If Kolstad is the most famous name here,  then Nicolay Tangen on those superb keyboards is in Ihshan’s band, but it’s singer Geirmund Hansen who astonishes. His voice is made for this type of thing,

There is, simply put, a class and a quality through this. Bands like Riverside would love to write “Presence” all brooding darkness and seething aggression, and the way it explodes into his hook is a joy.

Petter Hallaråker’d guitar is superbly versatile too. Metal riffing underpins “Wildflower”, not too far from the likes of Tesseract, yet it is adept at more pop elements too. It makes for a record of superb contrasts – often in the course of the same song.

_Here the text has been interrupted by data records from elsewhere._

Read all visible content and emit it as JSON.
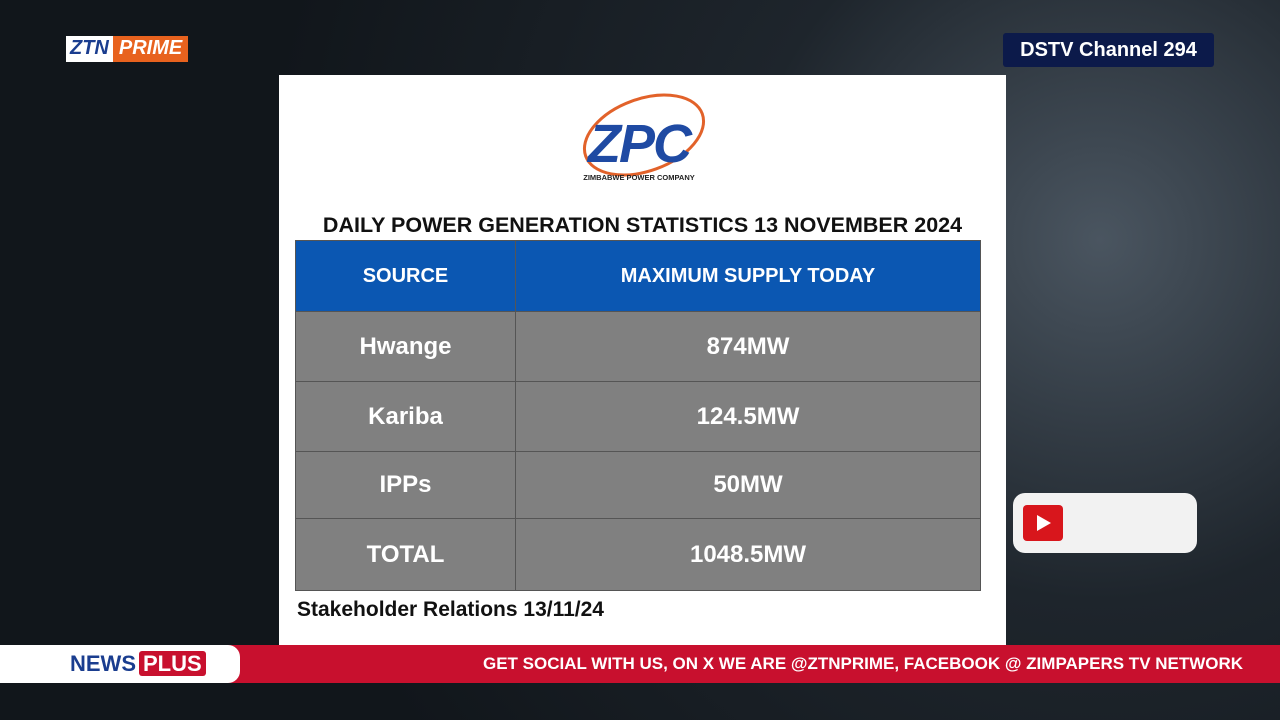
{
  "header": {
    "brand_left": "ZTN",
    "brand_right": "PRIME",
    "channel": "DSTV Channel 294"
  },
  "card": {
    "logo": {
      "mark": "ZPC",
      "caption": "ZIMBABWE POWER COMPANY"
    },
    "title": "DAILY POWER GENERATION STATISTICS 13 NOVEMBER 2024",
    "table": {
      "columns": [
        "SOURCE",
        "MAXIMUM SUPPLY TODAY"
      ],
      "rows": [
        [
          "Hwange",
          "874MW"
        ],
        [
          "Kariba",
          "124.5MW"
        ],
        [
          "IPPs",
          "50MW"
        ],
        [
          "TOTAL",
          "1048.5MW"
        ]
      ]
    },
    "footer": "Stakeholder Relations 13/11/24"
  },
  "ticker": {
    "label_left": "NEWS",
    "label_right": "PLUS",
    "text": "GET SOCIAL WITH US, ON X WE ARE @ZTNPRIME,  FACEBOOK @ ZIMPAPERS TV NETWORK"
  }
}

“The Tormented” is well named, as it begins with almost a maelstrom of darkness swirling about, and it is as unsettling as this gets: “You don’t see the struggle,” says  (and the word is deliberately chosen given it feels like it is narrated) Hansen, and given that the band has spoken about searching for something on this album, what they discover here appears cathartic.

Only eight tracks – as if the focus here was solely on quality – the last one “Still Water” tinkles along on the piano with a fragile feel: “Where are the people that I love?” questions Hansen, but the way it builds underlines just how good this album is. Almost deliberately tying up the loose ends here, giving each member of the band a spell in the spotlight, it’s a fittingly brilliant end to a wonderful record.

“Prog” by nature is a broad coalition of things, Yes and Jethro Tull this is not, and although it is “metal” to a point, “Dream Chaser” does not chase Dream Theater and the likes either.

Instead, it is modern, wonderfully put together, and full of magnificent songs. Wherever Rendezvous Point is on the scale, just make sure you find it.